Jennifer saß an der Bar und sah zu mir hinüber. Ihr Blick verriet mir, dass ihr meine Verspätung wohl nichts ausmachte. Sie hatte sich schon ein Getränk bestellt, einen Martini vermutete ich. Als ich näher kam, sah ich in ihrem Gesichtsausdruck, dass gleich eine Flut von Fragen mich überschwemmen würde. Hoffentlich gelang es mir an der Oberfläche zu bleiben und nicht jämmerlich zu ersaufen.
»Hallo, da bin ich«, sagte ich ein wenig verlegen.
»Wird ja auch Zeit«, warf sie mir an den Kopf, aber zwei Sekunden später zeigte sie zu meinem Glück ein leichtes Lächeln. Gleich würde sie loslegen: Wer bist du in Wirklichkeit? Wer war die Kreatur in dem Büro von Giller? Was wird hier gespielt, Bill? Hast du mich die ganzen Jahre über angelogen? Kann ich dir jemals wieder vertrauen?
»Trinkst du etwas?«, fragte sie mit sanfter Stimme.
Ich musste sie wohl verdutzt angestarrt haben, denn sie fragte sofort: »Hast du irgendetwas, Bill?«
»Nein«, schüttelte ich den Kopf.
Ich stellte die Laptoptasche auf dem Boden vor der Theke ab und nahm links neben Jennifer Platz.
»Ist das jetzt die Antwort auf meine erste oder zweite Frage?« Sie zog die Augenbrauen hoch.

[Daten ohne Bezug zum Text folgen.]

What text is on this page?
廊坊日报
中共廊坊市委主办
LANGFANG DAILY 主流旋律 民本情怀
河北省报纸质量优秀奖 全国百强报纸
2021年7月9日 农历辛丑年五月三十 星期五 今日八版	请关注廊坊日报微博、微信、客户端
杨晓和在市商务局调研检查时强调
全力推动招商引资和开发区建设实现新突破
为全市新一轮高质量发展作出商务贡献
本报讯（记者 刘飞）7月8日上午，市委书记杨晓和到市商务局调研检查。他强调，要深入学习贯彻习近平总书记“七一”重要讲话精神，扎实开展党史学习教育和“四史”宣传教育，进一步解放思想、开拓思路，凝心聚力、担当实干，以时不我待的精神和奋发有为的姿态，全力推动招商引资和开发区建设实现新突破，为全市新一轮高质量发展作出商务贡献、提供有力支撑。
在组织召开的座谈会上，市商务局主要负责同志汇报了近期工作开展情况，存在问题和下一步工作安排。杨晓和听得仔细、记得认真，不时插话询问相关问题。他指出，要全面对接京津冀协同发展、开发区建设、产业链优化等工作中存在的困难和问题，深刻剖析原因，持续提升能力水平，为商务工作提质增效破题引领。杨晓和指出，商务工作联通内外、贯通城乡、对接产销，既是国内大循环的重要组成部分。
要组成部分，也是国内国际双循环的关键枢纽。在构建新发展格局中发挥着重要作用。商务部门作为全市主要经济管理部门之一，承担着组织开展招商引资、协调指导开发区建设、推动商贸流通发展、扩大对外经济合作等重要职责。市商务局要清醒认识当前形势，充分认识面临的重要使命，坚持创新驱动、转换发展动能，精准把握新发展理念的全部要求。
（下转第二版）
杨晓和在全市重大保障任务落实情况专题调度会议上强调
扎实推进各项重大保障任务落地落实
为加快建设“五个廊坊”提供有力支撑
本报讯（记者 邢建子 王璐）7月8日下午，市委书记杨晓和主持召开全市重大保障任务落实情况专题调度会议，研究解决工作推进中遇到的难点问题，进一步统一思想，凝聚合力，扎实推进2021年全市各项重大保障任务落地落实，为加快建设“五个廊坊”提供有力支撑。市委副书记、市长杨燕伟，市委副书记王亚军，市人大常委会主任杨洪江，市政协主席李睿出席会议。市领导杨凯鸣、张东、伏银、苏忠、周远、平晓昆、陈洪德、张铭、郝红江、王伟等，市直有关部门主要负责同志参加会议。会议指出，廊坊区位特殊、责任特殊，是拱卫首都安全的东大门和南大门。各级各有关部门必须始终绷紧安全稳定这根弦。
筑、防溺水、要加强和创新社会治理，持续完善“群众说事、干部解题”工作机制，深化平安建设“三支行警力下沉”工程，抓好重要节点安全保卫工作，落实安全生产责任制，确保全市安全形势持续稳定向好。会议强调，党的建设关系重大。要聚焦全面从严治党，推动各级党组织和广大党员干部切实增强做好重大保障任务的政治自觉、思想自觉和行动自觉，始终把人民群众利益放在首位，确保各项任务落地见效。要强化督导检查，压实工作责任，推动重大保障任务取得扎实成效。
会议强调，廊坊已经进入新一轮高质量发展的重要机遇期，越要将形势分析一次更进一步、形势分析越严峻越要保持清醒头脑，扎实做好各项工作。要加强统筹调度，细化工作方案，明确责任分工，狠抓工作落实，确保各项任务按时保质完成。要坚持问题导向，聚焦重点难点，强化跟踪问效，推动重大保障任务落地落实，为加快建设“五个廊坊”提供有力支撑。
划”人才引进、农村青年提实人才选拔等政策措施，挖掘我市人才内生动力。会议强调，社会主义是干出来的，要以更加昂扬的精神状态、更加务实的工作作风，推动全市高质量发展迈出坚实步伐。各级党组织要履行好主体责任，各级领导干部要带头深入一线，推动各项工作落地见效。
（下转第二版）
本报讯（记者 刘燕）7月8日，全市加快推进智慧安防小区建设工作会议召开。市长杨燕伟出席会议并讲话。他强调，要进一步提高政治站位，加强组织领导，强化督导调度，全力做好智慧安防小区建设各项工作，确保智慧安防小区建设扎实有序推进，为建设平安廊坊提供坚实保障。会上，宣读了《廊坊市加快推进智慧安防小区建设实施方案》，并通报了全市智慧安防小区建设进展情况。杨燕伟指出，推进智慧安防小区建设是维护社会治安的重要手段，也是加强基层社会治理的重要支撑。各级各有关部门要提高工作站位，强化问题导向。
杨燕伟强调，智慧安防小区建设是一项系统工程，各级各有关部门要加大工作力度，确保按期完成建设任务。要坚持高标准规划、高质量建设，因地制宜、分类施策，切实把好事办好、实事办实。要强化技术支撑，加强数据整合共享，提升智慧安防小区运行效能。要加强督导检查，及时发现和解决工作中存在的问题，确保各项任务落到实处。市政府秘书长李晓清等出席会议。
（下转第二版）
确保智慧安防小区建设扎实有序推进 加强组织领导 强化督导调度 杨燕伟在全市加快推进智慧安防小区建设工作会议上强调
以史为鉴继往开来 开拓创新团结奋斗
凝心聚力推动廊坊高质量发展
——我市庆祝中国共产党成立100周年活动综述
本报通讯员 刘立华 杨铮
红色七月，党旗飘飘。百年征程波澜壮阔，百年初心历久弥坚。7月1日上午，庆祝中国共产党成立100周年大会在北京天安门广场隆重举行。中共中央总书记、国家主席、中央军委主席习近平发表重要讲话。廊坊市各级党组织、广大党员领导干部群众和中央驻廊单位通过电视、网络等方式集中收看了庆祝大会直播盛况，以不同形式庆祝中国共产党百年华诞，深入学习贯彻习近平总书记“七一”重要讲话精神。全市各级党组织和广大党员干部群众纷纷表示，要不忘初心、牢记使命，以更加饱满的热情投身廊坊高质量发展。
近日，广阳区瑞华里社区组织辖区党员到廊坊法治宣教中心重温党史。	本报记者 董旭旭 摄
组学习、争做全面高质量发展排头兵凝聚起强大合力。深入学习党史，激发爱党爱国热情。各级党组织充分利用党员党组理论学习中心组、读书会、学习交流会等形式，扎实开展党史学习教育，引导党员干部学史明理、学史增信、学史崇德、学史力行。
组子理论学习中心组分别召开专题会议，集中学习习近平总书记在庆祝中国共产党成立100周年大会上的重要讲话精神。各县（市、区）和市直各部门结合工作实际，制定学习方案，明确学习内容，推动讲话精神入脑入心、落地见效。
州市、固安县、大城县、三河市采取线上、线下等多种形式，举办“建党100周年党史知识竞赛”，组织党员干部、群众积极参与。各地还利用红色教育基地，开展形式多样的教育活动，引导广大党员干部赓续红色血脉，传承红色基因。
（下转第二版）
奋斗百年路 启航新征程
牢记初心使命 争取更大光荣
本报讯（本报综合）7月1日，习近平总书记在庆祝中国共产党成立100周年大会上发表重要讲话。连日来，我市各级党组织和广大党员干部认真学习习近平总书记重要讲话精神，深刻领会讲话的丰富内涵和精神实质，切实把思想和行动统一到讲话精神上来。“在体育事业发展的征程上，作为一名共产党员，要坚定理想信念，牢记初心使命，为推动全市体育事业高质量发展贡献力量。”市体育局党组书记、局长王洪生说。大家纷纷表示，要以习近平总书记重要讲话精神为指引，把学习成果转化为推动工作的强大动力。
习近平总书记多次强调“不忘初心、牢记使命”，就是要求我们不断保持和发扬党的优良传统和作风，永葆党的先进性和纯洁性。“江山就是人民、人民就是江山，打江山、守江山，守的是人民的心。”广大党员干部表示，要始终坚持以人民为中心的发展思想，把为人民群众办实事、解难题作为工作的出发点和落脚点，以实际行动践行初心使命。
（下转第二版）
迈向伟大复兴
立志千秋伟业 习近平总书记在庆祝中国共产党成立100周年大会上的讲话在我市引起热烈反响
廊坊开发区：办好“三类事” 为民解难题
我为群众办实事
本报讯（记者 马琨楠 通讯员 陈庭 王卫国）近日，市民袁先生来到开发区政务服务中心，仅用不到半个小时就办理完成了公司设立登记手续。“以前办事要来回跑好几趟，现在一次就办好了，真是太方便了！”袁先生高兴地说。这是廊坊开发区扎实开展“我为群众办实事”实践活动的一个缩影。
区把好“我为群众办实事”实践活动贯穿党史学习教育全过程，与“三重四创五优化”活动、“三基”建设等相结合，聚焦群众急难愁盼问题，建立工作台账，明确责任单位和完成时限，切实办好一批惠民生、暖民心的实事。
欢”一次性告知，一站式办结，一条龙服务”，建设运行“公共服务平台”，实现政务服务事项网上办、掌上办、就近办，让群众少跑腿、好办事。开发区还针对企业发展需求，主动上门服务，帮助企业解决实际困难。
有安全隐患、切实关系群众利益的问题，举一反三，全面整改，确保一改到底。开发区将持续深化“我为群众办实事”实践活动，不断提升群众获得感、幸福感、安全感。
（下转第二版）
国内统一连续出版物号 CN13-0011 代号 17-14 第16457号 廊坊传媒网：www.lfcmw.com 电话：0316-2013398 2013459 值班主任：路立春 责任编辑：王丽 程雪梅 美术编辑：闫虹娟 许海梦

Ich lächelte und sagte, als ich gleichzeitig nach der Getränkekarte griff: »Ich werde mir einen Cocktail bestellen, und es ist alles in Ordnung.«
Ich lehnte mich zurück und studierte die Karte. Obwohl Jennifer, wie ich vermutete, massenweise Fragen auf den Lippen lagen, schwieg sie und ließ mich in Ruhe einen Cocktail aussuchen.
Der Barkeeper kam auf uns zu, und ich bestellte einen Snowball.
»Gute Wahl«, sagte Jennifer.
Wir beobachteten wie der Barkeeper Eiswürfel, Zitronensaft, Zucker und Whisky in einen Shaker gab und ihn kräftig schüttelte.
»Hätte mir statt einen Martini besser auch einen Cocktail bestellt«, sagte sie.
»Kannst dir ja danach noch einen Cocktail bestellen.«
»Okay«, gab sie mir zu verstehen, als der Barkeeper mit dem großen Becherglas Snowball ankam.
»Ihr Drink«, sagte der Barkeeper.
»Danke«, nickte ich ihm leicht zu.
Ich stieß mit Jennifer an.
»Der ist verdammt gut«, schwärmte ich und stellte das Glas wieder auf der Theke ab.
»Und?«, fragte sie nur.
Der Barkeeper bereitete zwei weitere Cocktails zu. Vermutlich für die beiden Gäste am Tisch rechts hinter uns.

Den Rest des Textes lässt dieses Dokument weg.